Mr Navalny, who denies the allegations in the two previous cases, sought to laugh off news of the new inquiry.

"Fiddlesticks, they've opened another case against me," he wrote on Twitter. "What are you doing, Investigative Committee?... Ha ha.. That's enough."

'No robbery'

According to Russia's federal Investigative Committee, a company headed by Mr Navalny defrauded the Union of the Right Forces (SPS) in 2007 by taking payment for advertising and failing to honour its contract.

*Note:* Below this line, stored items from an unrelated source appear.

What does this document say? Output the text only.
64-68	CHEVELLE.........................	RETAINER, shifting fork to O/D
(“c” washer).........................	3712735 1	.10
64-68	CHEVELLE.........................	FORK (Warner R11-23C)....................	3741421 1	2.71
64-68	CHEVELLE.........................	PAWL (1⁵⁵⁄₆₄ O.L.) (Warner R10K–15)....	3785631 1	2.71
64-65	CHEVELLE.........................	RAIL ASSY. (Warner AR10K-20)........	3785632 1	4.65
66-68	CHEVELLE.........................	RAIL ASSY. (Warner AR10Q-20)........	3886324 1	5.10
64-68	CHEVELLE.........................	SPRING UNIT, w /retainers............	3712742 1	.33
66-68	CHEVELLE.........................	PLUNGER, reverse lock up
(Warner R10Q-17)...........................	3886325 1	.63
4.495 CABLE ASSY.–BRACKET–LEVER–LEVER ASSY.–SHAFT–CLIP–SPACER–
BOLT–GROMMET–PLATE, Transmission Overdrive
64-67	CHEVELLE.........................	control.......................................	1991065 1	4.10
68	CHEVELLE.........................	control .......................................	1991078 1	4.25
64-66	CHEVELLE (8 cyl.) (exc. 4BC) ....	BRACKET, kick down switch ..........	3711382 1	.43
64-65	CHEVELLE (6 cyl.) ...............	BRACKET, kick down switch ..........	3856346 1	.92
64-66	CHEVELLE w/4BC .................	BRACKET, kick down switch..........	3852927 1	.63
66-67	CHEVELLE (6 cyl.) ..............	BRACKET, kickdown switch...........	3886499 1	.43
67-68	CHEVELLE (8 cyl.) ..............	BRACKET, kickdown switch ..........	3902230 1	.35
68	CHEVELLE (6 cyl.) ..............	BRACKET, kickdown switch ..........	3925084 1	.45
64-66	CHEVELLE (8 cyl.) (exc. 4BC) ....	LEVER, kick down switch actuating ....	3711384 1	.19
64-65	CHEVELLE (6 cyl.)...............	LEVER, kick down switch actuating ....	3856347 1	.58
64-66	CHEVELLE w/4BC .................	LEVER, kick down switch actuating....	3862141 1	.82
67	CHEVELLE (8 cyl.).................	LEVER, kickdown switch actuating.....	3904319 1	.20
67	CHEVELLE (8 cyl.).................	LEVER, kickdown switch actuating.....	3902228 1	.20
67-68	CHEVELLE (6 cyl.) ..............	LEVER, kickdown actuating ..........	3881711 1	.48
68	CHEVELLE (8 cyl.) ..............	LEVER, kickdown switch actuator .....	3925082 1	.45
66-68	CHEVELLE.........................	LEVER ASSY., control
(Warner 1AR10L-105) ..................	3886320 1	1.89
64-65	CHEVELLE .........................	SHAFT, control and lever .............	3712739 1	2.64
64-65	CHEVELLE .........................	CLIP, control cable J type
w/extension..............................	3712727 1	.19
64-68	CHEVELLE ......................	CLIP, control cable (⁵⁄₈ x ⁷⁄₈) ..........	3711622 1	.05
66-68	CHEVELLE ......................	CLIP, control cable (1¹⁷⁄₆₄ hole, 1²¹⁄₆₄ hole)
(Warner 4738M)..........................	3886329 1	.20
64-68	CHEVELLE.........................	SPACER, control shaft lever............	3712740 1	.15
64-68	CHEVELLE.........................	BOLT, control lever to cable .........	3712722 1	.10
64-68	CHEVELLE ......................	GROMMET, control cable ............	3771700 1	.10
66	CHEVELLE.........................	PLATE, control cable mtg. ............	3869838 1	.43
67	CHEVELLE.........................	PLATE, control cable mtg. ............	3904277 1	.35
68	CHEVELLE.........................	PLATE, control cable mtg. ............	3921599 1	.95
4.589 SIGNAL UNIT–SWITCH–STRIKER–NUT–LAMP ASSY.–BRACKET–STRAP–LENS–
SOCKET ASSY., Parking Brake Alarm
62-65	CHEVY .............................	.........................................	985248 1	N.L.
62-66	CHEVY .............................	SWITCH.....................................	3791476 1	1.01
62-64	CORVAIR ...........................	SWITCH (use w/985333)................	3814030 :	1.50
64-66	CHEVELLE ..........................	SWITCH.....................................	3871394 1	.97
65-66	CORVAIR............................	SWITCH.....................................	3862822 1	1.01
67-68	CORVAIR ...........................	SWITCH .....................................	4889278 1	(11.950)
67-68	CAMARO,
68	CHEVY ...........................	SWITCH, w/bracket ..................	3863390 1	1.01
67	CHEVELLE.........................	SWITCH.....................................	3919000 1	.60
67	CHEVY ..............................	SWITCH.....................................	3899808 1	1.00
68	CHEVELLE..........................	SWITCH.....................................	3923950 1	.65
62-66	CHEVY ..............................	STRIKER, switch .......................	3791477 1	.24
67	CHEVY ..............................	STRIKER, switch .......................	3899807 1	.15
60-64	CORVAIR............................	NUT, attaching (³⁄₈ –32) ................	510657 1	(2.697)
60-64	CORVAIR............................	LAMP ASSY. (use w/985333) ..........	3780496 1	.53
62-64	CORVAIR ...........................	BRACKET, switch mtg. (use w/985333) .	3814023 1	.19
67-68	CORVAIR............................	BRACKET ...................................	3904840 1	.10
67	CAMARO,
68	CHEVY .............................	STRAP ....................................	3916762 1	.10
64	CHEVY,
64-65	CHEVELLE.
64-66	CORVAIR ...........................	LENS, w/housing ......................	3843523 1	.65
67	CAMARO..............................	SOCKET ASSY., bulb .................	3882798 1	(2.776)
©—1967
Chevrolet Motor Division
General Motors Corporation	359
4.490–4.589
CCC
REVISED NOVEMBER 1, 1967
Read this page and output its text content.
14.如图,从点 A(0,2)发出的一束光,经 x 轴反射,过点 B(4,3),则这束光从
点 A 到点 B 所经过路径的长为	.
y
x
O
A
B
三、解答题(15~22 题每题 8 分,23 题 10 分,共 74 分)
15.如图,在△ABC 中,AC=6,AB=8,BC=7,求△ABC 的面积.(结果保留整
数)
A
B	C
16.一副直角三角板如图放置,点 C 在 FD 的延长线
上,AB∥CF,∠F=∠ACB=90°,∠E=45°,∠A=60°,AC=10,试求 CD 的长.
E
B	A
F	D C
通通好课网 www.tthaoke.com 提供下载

If charged and convicted, Mr Navalny could be jailed for up to 10 years.

Start Quote

Nothing of the sort happened - he committed no robbery”

End Quote Leonid Gozman Former SPS official

Mr Navalny has previously stated that his company, Allekt, received commission from the SPS for its work as an advertising agent. He said the transactions had been reported to the Russian electoral commission.

Writing on his Live Journal blog on Monday, he said the new case against him had been "fabricated" by the Investigative Committee.

Former SPS figure Leonid Gozman told Russian media no fraud had occurred.

"Nothing of the sort happened - he committed no robbery," he told the Russian news website gazeta.ru.

Earlier this month, the Investigative Committee charged Mr Navalny and his brother Oleg with embezzling 55m roubles in 2008-11 while working in a postal business.

The opposition leader described the charge as "complete nonsense".

In July, he was charged with embezzlement over a timber deal - a charge he also denies.

Mr Navalny, a lawyer by training, rose to prominence last year with his campaign against corruption in public life.

He famously described Russia's ruling party, United Russia, as the Party of Crooks and Thieves.